Les amateurs d’art conceptuel apprécieront. Soucieux d’ouvrir les yeux du public sur les dangers de la manipulation, l’apprenti conférencier se pose donc la question de la définition de l’œuvre d’art, sonde le fossé séparant les impostures des véritables actes de création. [...] Si Jacques Mougenot ne cesse de répéter, tout au long de son spectacle-conférence, qu’il n’est pas là pour juger l’œuvre de celui que Peggy d’Argenson aurait elle-même qualifié d’ « Hamlet souffreteux et dépressif », il ne manque pas une occasion de darder ses piques à l’endroit des bouffissures intellectualistes, faisant le public se gausser dans une manière de « c’est tellement ça ! ».
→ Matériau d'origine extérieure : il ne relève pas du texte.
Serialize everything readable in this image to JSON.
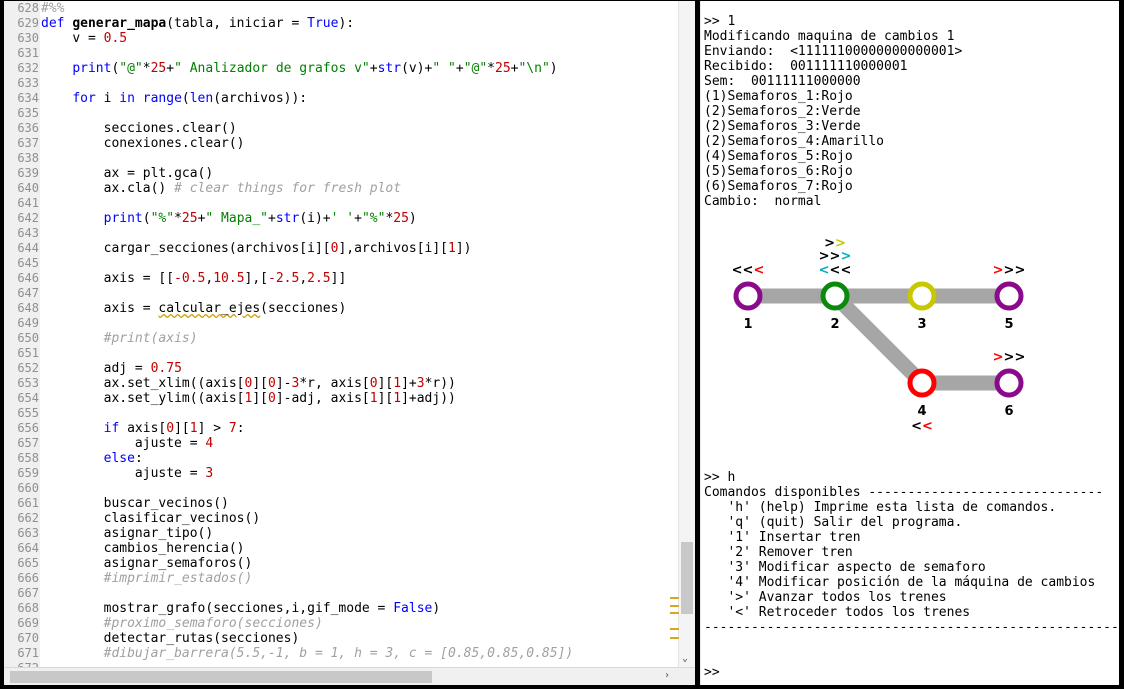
{
  "editor": {
    "lines": [
      {
        "n": "628",
        "x": 0,
        "segs": [
          {
            "c": "cm",
            "t": "#%%"
          }
        ]
      },
      {
        "n": "629",
        "x": 0,
        "segs": [
          {
            "c": "kw",
            "t": "def "
          },
          {
            "c": "fn",
            "t": "generar_mapa"
          },
          {
            "t": "(tabla, iniciar = "
          },
          {
            "c": "kw",
            "t": "True"
          },
          {
            "t": "):"
          }
        ]
      },
      {
        "n": "630",
        "x": 4,
        "segs": [
          {
            "t": "v = "
          },
          {
            "c": "num",
            "t": "0.5"
          }
        ]
      },
      {
        "n": "631",
        "x": 0,
        "segs": []
      },
      {
        "n": "632",
        "x": 4,
        "segs": [
          {
            "c": "kw",
            "t": "print"
          },
          {
            "t": "("
          },
          {
            "c": "str",
            "t": "\"@\""
          },
          {
            "t": "*"
          },
          {
            "c": "num",
            "t": "25"
          },
          {
            "t": "+"
          },
          {
            "c": "str",
            "t": "\" Analizador de grafos v\""
          },
          {
            "t": "+"
          },
          {
            "c": "kw",
            "t": "str"
          },
          {
            "t": "(v)+"
          },
          {
            "c": "str",
            "t": "\" \""
          },
          {
            "t": "+"
          },
          {
            "c": "str",
            "t": "\"@\""
          },
          {
            "t": "*"
          },
          {
            "c": "num",
            "t": "25"
          },
          {
            "t": "+"
          },
          {
            "c": "str",
            "t": "\"\\n\""
          },
          {
            "t": ")"
          }
        ]
      },
      {
        "n": "633",
        "x": 0,
        "segs": []
      },
      {
        "n": "634",
        "x": 4,
        "segs": [
          {
            "c": "kw",
            "t": "for"
          },
          {
            "t": " i "
          },
          {
            "c": "kw",
            "t": "in"
          },
          {
            "t": " "
          },
          {
            "c": "kw",
            "t": "range"
          },
          {
            "t": "("
          },
          {
            "c": "kw",
            "t": "len"
          },
          {
            "t": "(archivos)):"
          }
        ]
      },
      {
        "n": "635",
        "x": 0,
        "segs": []
      },
      {
        "n": "636",
        "x": 8,
        "segs": [
          {
            "t": "secciones.clear()"
          }
        ]
      },
      {
        "n": "637",
        "x": 8,
        "segs": [
          {
            "t": "conexiones.clear()"
          }
        ]
      },
      {
        "n": "638",
        "x": 0,
        "segs": []
      },
      {
        "n": "639",
        "x": 8,
        "segs": [
          {
            "t": "ax = plt.gca()"
          }
        ]
      },
      {
        "n": "640",
        "x": 8,
        "segs": [
          {
            "t": "ax.cla() "
          },
          {
            "c": "cm",
            "t": "# clear things for fresh plot"
          }
        ]
      },
      {
        "n": "641",
        "x": 0,
        "segs": []
      },
      {
        "n": "642",
        "x": 8,
        "segs": [
          {
            "c": "kw",
            "t": "print"
          },
          {
            "t": "("
          },
          {
            "c": "str",
            "t": "\"%\""
          },
          {
            "t": "*"
          },
          {
            "c": "num",
            "t": "25"
          },
          {
            "t": "+"
          },
          {
            "c": "str",
            "t": "\" Mapa_\""
          },
          {
            "t": "+"
          },
          {
            "c": "kw",
            "t": "str"
          },
          {
            "t": "(i)+"
          },
          {
            "c": "str",
            "t": "' '"
          },
          {
            "t": "+"
          },
          {
            "c": "str",
            "t": "\"%\""
          },
          {
            "t": "*"
          },
          {
            "c": "num",
            "t": "25"
          },
          {
            "t": ")"
          }
        ]
      },
      {
        "n": "643",
        "x": 0,
        "segs": []
      },
      {
        "n": "644",
        "x": 8,
        "segs": [
          {
            "t": "cargar_secciones(archivos[i]["
          },
          {
            "c": "num",
            "t": "0"
          },
          {
            "t": "],archivos[i]["
          },
          {
            "c": "num",
            "t": "1"
          },
          {
            "t": "])"
          }
        ]
      },
      {
        "n": "645",
        "x": 0,
        "segs": []
      },
      {
        "n": "646",
        "x": 8,
        "segs": [
          {
            "t": "axis = [["
          },
          {
            "c": "num",
            "t": "-0.5"
          },
          {
            "t": ","
          },
          {
            "c": "num",
            "t": "10.5"
          },
          {
            "t": "],["
          },
          {
            "c": "num",
            "t": "-2.5"
          },
          {
            "t": ","
          },
          {
            "c": "num",
            "t": "2.5"
          },
          {
            "t": "]]"
          }
        ]
      },
      {
        "n": "647",
        "x": 0,
        "segs": []
      },
      {
        "n": "648",
        "x": 8,
        "segs": [
          {
            "t": "axis = "
          },
          {
            "c": "wavy",
            "t": "calcular_ejes"
          },
          {
            "t": "(secciones)"
          }
        ]
      },
      {
        "n": "649",
        "x": 0,
        "segs": []
      },
      {
        "n": "650",
        "x": 8,
        "segs": [
          {
            "c": "cm",
            "t": "#print(axis)"
          }
        ]
      },
      {
        "n": "651",
        "x": 0,
        "segs": []
      },
      {
        "n": "652",
        "x": 8,
        "segs": [
          {
            "t": "adj = "
          },
          {
            "c": "num",
            "t": "0.75"
          }
        ]
      },
      {
        "n": "653",
        "x": 8,
        "segs": [
          {
            "t": "ax.set_xlim((axis["
          },
          {
            "c": "num",
            "t": "0"
          },
          {
            "t": "]["
          },
          {
            "c": "num",
            "t": "0"
          },
          {
            "t": "]-"
          },
          {
            "c": "num",
            "t": "3"
          },
          {
            "t": "*r, axis["
          },
          {
            "c": "num",
            "t": "0"
          },
          {
            "t": "]["
          },
          {
            "c": "num",
            "t": "1"
          },
          {
            "t": "]+"
          },
          {
            "c": "num",
            "t": "3"
          },
          {
            "t": "*r))"
          }
        ]
      },
      {
        "n": "654",
        "x": 8,
        "segs": [
          {
            "t": "ax.set_ylim((axis["
          },
          {
            "c": "num",
            "t": "1"
          },
          {
            "t": "]["
          },
          {
            "c": "num",
            "t": "0"
          },
          {
            "t": "]-adj, axis["
          },
          {
            "c": "num",
            "t": "1"
          },
          {
            "t": "]["
          },
          {
            "c": "num",
            "t": "1"
          },
          {
            "t": "]+adj))"
          }
        ]
      },
      {
        "n": "655",
        "x": 0,
        "segs": []
      },
      {
        "n": "656",
        "x": 8,
        "segs": [
          {
            "c": "kw",
            "t": "if"
          },
          {
            "t": " axis["
          },
          {
            "c": "num",
            "t": "0"
          },
          {
            "t": "]["
          },
          {
            "c": "num",
            "t": "1"
          },
          {
            "t": "] > "
          },
          {
            "c": "num",
            "t": "7"
          },
          {
            "t": ":"
          }
        ]
      },
      {
        "n": "657",
        "x": 12,
        "segs": [
          {
            "t": "ajuste = "
          },
          {
            "c": "num",
            "t": "4"
          }
        ]
      },
      {
        "n": "658",
        "x": 8,
        "segs": [
          {
            "c": "kw",
            "t": "else"
          },
          {
            "t": ":"
          }
        ]
      },
      {
        "n": "659",
        "x": 12,
        "segs": [
          {
            "t": "ajuste = "
          },
          {
            "c": "num",
            "t": "3"
          }
        ]
      },
      {
        "n": "660",
        "x": 0,
        "segs": []
      },
      {
        "n": "661",
        "x": 8,
        "segs": [
          {
            "t": "buscar_vecinos()"
          }
        ]
      },
      {
        "n": "662",
        "x": 8,
        "segs": [
          {
            "t": "clasificar_vecinos()"
          }
        ]
      },
      {
        "n": "663",
        "x": 8,
        "segs": [
          {
            "t": "asignar_tipo()"
          }
        ]
      },
      {
        "n": "664",
        "x": 8,
        "segs": [
          {
            "t": "cambios_herencia()"
          }
        ]
      },
      {
        "n": "665",
        "x": 8,
        "segs": [
          {
            "t": "asignar_semaforos()"
          }
        ]
      },
      {
        "n": "666",
        "x": 8,
        "segs": [
          {
            "c": "cm",
            "t": "#imprimir_estados()"
          }
        ]
      },
      {
        "n": "667",
        "x": 0,
        "segs": []
      },
      {
        "n": "668",
        "x": 8,
        "segs": [
          {
            "t": "mostrar_grafo(secciones,i,gif_mode = "
          },
          {
            "c": "kw",
            "t": "False"
          },
          {
            "t": ")"
          }
        ]
      },
      {
        "n": "669",
        "x": 8,
        "segs": [
          {
            "c": "cm",
            "t": "#proximo_semaforo(secciones)"
          }
        ]
      },
      {
        "n": "670",
        "x": 8,
        "segs": [
          {
            "t": "detectar_rutas(secciones)"
          }
        ]
      },
      {
        "n": "671",
        "x": 8,
        "segs": [
          {
            "c": "cm",
            "t": "#dibujar_barrera(5.5,-1, b = 1, h = 3, c = [0.85,0.85,0.85])"
          }
        ]
      },
      {
        "n": "672",
        "x": 0,
        "segs": []
      }
    ]
  },
  "console": {
    "top_lines": [
      ">> 1",
      "Modificando maquina de cambios 1",
      "Enviando:  <11111100000000000001>",
      "Recibido:  001111110000001",
      "Sem:  00111111000000",
      "(1)Semaforos_1:Rojo",
      "(2)Semaforos_2:Verde",
      "(2)Semaforos_3:Verde",
      "(2)Semaforos_4:Amarillo",
      "(4)Semaforos_5:Rojo",
      "(5)Semaforos_6:Rojo",
      "(6)Semaforos_7:Rojo",
      "Cambio:  normal"
    ],
    "bottom_lines": [
      ">> h",
      "Comandos disponibles ------------------------------",
      "   'h' (help) Imprime esta lista de comandos.",
      "   'q' (quit) Salir del programa.",
      "   '1' Insertar tren",
      "   '2' Remover tren",
      "   '3' Modificar aspecto de semaforo",
      "   '4' Modificar posición de la máquina de cambios",
      "   '>' Avanzar todos los trenes",
      "   '<' Retroceder todos los trenes",
      "------------------------------------------------------"
    ],
    "prompt": ">>"
  },
  "graph": {
    "edge_color": "#a6a6a6",
    "nodes": [
      {
        "id": "1",
        "label": "1",
        "color": "#8b0a8b"
      },
      {
        "id": "2",
        "label": "2",
        "color": "#0a8a0a"
      },
      {
        "id": "3",
        "label": "3",
        "color": "#c8c800"
      },
      {
        "id": "5",
        "label": "5",
        "color": "#8b0a8b"
      },
      {
        "id": "4",
        "label": "4",
        "color": "#ff0000"
      },
      {
        "id": "6",
        "label": "6",
        "color": "#8b0a8b"
      }
    ],
    "edges": [
      [
        "1",
        "2"
      ],
      [
        "2",
        "3"
      ],
      [
        "3",
        "5"
      ],
      [
        "2",
        "4"
      ],
      [
        "4",
        "6"
      ]
    ],
    "signals": [
      {
        "node": "1",
        "pos": "above",
        "glyphs": [
          {
            "t": "<",
            "c": "#000000"
          },
          {
            "t": "<",
            "c": "#000000"
          },
          {
            "t": "<",
            "c": "#ff0000"
          }
        ]
      },
      {
        "node": "2",
        "pos": "above2",
        "glyphs": [
          {
            "t": ">",
            "c": "#000000"
          },
          {
            "t": ">",
            "c": "#c8c800"
          }
        ]
      },
      {
        "node": "2",
        "pos": "above1",
        "glyphs": [
          {
            "t": ">",
            "c": "#000000"
          },
          {
            "t": ">",
            "c": "#000000"
          },
          {
            "t": ">",
            "c": "#00b0c0"
          }
        ]
      },
      {
        "node": "2",
        "pos": "above",
        "glyphs": [
          {
            "t": "<",
            "c": "#00b0c0"
          },
          {
            "t": "<",
            "c": "#000000"
          },
          {
            "t": "<",
            "c": "#000000"
          }
        ]
      },
      {
        "node": "5",
        "pos": "above",
        "glyphs": [
          {
            "t": ">",
            "c": "#ff0000"
          },
          {
            "t": ">",
            "c": "#000000"
          },
          {
            "t": ">",
            "c": "#000000"
          }
        ]
      },
      {
        "node": "6",
        "pos": "above",
        "glyphs": [
          {
            "t": ">",
            "c": "#ff0000"
          },
          {
            "t": ">",
            "c": "#000000"
          },
          {
            "t": ">",
            "c": "#000000"
          }
        ]
      },
      {
        "node": "4",
        "pos": "below",
        "glyphs": [
          {
            "t": "<",
            "c": "#000000"
          },
          {
            "t": "<",
            "c": "#ff0000"
          }
        ]
      }
    ]
  }
}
Car l’orateur n’a aucune affinité avec l’œuvre de Dussaert. Il finit par l’admettre, très humblement, en fin de discours, non sans avoir une fois de plus avoué qu’il n’est qu’un néophyte en la matière. Mais son avis est clair : il convient de se méfier comme de la peste des raisonnements fumeux et, surtout, des belles mécaniques visant à impressionner ceux qui, comme lui, ne savent pas. A l’issue de cette représentation, le public aura sans doute saisi le danger de ces habiles mystifications. Et c’est là le principal intérêt de ce spectacle non théâtral, dont on peut regretter les accents parfois démagogiques. A moins que l’on ne prenne le parti de ne faire qu’en sourire, en passant sur ces attaques en demi-teinte contre l’art contemporain.